License Requirements for Tennessee Contractors Part 2
Working without a contractor’s license in the State of Tennessee is both risky and ill-advised. You might not get caught the first time, but eventually, something will transpire on your project site that requires you to present your license. When you are unable to do so, the floodgates of the law will open for Class A misdemeanors, fines, and suspensions to spill forward. As a roofing attorney serving contractors from Memphis to Knoxville, we take a strong advisory stance against working without the proper licensing; however, we also fight for the roofing industry and provide an array of services catering to contractors, including license defense.
In part one of this two-part series, we explained the licensing requirements for contractors working on projects exceeding $25,000 in value as well as those working on home improvement projects valued between $3,000 and $24,999. Now, we will continue to discuss some important facts about licensing and provide tips for contractors who want to attract more business.
Avoid Unscrupulous Activity
Owners, especially homeowners, are wary of the contracting scams that threaten to clean out their pockets. It’s all over the headlines, so you’ll want to avoid any behaviors that resemble the prototypical “door-to-door” contractor. This person is eager to get their foot in the door following a severe storm. They will typically look for damaged homes and appeal to the homeowner’s sense of urgency to get the deal done quickly, oftentimes without a legitimate contract. They might ask for half up front and leave to get their materials. Suddenly, a week has passed and they are nowhere to be found. The homeowner has been duped and the unlicensed contractor is in transit to their next unsuspecting victim.
Always play it straight, even with minor repair work. The Tennessee Regulatory Authority is keeping a close eye on unscrupulous activity. You don’t want to be caught up in a lawsuit because of an honest mistake or an attempt to cut corners. That said, if you find yourself in a situation like this, consult a roofing lawyer immediately. Some other shady contractor behavior to avoid includes:
- Requesting that the homeowner signs over the insurance check
- Requesting for an all-cash payment (either in increments or upfront)
- Insisting that the homeowner obtains the relevant permits
- Failing to show proof of insurance
- Trying to file a lien without a license
- Avoiding inspections
What Clients Look For
Even if your business has a stellar reputation, a potential client will want to do their homework to ensure that you are trustworthy.
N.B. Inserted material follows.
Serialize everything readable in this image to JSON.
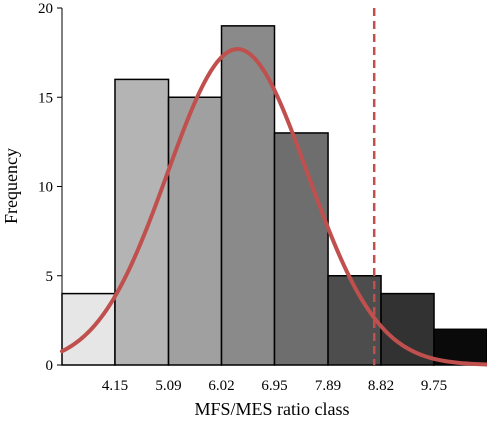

By calling the Tennessee Board of Licensing Contractors, an owner can see past complaints issued against your business. There are also resources available that allow owners to see your revoked or suspended licenses, disciplinary actions, open complaints, Better Business Bureau rating, and information regarding your license, insurance, and bonds. Keep in mind that the best way to be successful is to maintain your license, follow the rules, and back up your claims with professional, long-lasting work.
Disclaimer: The information contained in this article is for general educational information only. This information does not constitute legal advice, is not intended to constitute legal advice, nor should it be relied upon as legal advice for your specific factual pattern or situation.